Sprad has asked for the wisdom of the Perl Monks concerning the following question:

Consider this code:
while (<STDIN> != "\n") { print; }
The intent is to print every line entered at the console until a blank line is entered. But it doesn't work. If I put the line in a variable and then test it, it's fine, but I can't test directly against the <FOO> construct. Am I not supposed to do that?

---
A fair fight is a sign of poor planning.

Replies are listed 'Best First'.
Re: Testing filehandles
by jweed (Chaplain) on Jan 03, 2004 at 20:36 UTC
    To further clarify, the
    while (<FH>) { ... }
    construct is magical. Perl sees that, and does something like this:
    while (defined ($_ = <FH>)) { ... }
    Thus, use
    while (($_ = <STDIN>) ne "\n"){ ... }
    to properly emulate this behavior. Also, I believe that use warnings would have detected improper use of numeric comparison, mate.


    Who is Kayser Söze?
    Code is (almost) always untested.
      Or alternatively...
      while (<STDIN>) { last if $_ eq "\n"; }
Re: Testing filehandles
by Anonymous Monk on Jan 03, 2004 at 20:22 UTC

    In the first place, eq is the string equality operator (!= is numeric). In the second place, the result of <STDIN> won't be automatically assigned to $_ because it is part of a more complex expressions (see "IO Operators" in perlop).

Re: Testing filehandles
by pg (Canon) on Jan 04, 2004 at 05:12 UTC
    "but I can't test directly against the <FOO>"

    I think there is one thing has not been quite straightened yet. In fact, you can test directly against <STDIN>, and that is absolutely not a problem. Let's fix the != problem others pointed out, and test with this code:

    use strict; use warnings; while (<STDIN> ne "quit\n") { print ;#I intentionally leave this here, and you will see "Use of +uninitialized value in print at foo.pl line 5, <STDIN> line blah." }

    As others pointed out, $_ does not contain what you entered, but I intentionally leave it as is.

    The real point I want to make here is that, this piece of demo code does quit the while loop when you enter "quit\n", but does not quit on other input.

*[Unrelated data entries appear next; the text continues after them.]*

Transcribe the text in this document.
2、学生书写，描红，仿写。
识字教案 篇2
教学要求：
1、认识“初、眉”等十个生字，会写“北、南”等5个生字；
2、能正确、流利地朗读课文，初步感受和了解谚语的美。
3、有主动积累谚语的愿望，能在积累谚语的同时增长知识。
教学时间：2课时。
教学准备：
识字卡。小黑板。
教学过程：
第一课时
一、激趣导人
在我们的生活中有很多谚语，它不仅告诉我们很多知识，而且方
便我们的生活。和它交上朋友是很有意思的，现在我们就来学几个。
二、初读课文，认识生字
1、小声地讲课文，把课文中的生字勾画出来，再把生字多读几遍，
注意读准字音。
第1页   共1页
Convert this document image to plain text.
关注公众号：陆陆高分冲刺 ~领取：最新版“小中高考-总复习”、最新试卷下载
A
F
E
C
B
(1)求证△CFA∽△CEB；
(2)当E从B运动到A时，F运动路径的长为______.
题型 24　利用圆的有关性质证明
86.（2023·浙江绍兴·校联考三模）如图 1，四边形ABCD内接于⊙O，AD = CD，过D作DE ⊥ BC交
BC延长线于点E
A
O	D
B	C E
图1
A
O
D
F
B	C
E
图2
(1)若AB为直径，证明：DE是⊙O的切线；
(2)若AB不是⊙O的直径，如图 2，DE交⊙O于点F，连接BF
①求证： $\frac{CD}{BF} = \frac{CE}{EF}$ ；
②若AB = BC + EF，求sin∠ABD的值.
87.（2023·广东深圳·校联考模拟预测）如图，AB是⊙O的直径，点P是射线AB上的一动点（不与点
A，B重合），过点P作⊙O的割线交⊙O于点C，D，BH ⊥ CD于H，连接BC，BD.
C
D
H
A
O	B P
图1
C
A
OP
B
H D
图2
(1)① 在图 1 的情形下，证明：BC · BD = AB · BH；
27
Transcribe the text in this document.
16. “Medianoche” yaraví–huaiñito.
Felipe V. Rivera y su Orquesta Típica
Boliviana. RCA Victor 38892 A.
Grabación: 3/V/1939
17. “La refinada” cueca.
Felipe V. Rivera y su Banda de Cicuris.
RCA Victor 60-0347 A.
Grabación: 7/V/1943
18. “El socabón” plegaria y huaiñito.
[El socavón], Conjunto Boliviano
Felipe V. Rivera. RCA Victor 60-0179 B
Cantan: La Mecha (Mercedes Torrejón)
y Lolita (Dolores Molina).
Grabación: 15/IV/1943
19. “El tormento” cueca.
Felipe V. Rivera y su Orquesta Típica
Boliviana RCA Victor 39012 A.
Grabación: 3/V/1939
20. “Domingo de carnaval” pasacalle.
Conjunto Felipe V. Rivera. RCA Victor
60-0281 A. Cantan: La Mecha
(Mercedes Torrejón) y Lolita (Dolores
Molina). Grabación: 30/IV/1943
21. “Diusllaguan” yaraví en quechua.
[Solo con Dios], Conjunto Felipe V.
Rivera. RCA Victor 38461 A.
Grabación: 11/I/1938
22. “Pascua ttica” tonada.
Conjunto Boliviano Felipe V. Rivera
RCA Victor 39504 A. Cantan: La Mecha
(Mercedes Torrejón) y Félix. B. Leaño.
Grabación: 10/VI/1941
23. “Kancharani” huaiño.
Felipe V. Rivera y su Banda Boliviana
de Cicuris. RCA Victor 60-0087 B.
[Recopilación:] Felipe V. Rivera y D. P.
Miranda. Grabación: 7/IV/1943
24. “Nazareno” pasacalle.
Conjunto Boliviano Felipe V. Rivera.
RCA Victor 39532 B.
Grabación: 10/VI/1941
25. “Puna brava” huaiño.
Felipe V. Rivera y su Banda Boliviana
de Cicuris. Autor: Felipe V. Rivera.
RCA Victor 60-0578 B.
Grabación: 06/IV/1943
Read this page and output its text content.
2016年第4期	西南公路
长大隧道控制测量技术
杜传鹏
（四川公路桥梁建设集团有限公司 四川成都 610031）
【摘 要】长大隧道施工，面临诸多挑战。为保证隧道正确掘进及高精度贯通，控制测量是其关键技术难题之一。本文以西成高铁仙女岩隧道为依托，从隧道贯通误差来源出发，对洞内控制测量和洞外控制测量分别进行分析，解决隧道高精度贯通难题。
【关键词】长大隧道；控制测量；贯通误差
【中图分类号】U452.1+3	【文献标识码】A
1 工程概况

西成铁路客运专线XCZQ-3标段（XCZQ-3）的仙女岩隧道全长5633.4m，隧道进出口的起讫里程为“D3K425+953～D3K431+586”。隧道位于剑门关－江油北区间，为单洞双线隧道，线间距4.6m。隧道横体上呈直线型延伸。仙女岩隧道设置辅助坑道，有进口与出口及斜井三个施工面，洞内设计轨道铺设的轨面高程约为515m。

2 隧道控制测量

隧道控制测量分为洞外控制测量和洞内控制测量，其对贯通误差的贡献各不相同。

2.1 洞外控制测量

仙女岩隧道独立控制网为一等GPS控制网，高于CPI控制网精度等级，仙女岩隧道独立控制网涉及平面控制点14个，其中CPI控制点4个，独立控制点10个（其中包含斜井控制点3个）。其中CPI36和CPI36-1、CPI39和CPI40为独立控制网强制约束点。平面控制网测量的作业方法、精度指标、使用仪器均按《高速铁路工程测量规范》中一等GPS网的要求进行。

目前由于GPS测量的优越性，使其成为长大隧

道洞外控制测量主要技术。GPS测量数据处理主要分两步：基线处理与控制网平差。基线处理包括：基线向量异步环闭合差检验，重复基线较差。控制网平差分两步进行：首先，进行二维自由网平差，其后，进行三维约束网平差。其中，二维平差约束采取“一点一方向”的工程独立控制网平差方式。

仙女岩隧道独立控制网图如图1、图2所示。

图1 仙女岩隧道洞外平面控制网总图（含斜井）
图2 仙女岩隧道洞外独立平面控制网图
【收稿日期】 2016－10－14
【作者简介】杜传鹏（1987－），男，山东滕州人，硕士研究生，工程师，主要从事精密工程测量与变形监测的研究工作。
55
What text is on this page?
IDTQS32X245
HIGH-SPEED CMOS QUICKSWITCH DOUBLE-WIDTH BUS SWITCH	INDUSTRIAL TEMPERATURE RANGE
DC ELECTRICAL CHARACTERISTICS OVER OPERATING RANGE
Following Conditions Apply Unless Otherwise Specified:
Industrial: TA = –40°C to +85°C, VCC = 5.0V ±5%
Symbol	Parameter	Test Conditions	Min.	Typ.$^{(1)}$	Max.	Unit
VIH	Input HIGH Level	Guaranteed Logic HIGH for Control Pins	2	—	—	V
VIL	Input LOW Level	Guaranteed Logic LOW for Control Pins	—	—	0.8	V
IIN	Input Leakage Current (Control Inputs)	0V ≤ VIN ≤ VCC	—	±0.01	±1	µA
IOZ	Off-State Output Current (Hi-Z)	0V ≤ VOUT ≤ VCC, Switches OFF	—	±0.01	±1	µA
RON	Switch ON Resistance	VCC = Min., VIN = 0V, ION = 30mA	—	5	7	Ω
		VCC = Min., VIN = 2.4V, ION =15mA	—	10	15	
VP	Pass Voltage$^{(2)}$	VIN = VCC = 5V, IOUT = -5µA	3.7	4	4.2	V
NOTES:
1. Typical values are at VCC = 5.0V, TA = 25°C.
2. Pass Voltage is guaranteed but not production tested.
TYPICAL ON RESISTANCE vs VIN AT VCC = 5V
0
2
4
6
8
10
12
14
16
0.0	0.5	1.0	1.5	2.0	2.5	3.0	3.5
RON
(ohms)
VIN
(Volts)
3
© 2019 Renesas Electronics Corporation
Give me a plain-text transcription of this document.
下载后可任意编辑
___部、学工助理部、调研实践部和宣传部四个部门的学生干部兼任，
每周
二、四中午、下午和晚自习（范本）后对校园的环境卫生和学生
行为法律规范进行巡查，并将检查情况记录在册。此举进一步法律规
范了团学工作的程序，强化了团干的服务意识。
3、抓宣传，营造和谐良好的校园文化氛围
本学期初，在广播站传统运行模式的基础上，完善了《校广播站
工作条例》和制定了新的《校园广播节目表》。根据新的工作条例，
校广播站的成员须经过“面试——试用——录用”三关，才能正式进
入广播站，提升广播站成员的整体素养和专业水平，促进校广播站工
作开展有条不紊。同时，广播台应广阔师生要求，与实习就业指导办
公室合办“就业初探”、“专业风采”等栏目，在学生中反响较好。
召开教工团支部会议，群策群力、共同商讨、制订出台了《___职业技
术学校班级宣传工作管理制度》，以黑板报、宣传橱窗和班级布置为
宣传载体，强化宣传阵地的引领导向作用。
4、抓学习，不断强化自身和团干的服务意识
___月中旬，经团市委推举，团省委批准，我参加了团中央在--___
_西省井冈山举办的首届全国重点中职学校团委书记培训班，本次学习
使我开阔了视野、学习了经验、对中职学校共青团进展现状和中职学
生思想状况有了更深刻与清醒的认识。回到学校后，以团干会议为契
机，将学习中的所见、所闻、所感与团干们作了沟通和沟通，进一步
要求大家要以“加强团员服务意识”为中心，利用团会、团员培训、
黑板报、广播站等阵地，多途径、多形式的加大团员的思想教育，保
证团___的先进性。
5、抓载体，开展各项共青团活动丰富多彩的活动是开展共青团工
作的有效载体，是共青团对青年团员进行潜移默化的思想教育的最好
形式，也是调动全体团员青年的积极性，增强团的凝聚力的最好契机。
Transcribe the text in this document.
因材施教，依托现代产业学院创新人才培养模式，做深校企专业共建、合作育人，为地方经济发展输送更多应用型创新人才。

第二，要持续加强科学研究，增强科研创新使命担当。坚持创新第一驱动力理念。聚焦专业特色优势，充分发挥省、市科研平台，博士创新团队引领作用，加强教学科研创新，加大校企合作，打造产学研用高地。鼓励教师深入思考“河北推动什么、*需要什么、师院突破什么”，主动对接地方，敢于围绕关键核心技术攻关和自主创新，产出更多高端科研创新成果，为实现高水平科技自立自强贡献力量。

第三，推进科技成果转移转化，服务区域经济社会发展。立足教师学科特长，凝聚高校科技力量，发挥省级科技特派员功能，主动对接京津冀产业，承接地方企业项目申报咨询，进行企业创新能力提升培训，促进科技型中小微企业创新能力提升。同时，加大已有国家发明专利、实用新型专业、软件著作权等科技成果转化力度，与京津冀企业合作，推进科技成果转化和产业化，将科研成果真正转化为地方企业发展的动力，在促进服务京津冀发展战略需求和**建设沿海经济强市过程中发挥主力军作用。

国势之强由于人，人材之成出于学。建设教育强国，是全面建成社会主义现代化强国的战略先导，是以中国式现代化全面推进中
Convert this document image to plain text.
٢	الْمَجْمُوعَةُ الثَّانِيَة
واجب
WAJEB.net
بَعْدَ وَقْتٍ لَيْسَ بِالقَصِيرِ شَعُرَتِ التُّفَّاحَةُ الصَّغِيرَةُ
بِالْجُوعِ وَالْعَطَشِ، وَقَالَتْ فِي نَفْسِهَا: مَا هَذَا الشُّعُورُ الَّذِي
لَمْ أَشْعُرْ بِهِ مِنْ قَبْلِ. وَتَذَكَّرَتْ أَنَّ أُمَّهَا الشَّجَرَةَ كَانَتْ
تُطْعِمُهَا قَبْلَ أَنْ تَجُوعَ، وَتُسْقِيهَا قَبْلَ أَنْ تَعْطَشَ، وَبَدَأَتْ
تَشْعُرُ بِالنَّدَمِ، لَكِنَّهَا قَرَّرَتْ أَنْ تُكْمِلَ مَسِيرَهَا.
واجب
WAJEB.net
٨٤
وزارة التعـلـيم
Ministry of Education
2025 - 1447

    The code itself is not much useful, as $_ does not contain what you entered, and you don't have other variable does that. But I do want to have one fact corrected: you can test against <STDIN>.

Re: Testing filehandles
by dominix (Deacon) on Jan 04, 2004 at 01:54 UTC
    while (defined($_ = <>)) { exit if /^$/;print}

    update: As suggested, if there is more processing to come it could be
    while (defined($_ = <>)) { last if /^$/;print}

    --
    dominix
      exit? I think that last is the appropriate construct here...


      Who is Kayser Söze?
      Code is (almost) always untested.
        The intent is to print every line entered at the console until a blank line is entered.
        so, you could exit isn't it ?
        or you could decide to continue with something else to do and in that case , you're right a last is better suited, but that was not the purpose. my code was from a one-liner test
        perl -pe '/^$/ && exit'
        which produce the expexted result and become
        perl -MO=Deparse -pe '/^$/ && exit'
        before I post it :-)
        --
        dominix
      exit is not a good idea, last is a much better idea. exit will stop the execution of the script, last will stop the loop, see the difference in: perl -wle 'print q(X);while(1) { exit; } print q(Y);' and perl -wle 'print q(X);while(1) { last; } print q(Y);'
Re: Testing filehandles
by nothingmuch (Priest) on Jan 04, 2004 at 10:15 UTC
    I would follow most of the above advice, with the added good behavior of comparing against $/ instead of "\n". Even if the delimeter for what you're reading changes, a blank "record" is still blank that way. Moreover, if the code is moved to a socket or equivelent, it gets worse.

    See perlvar for $/, and perlipc for why.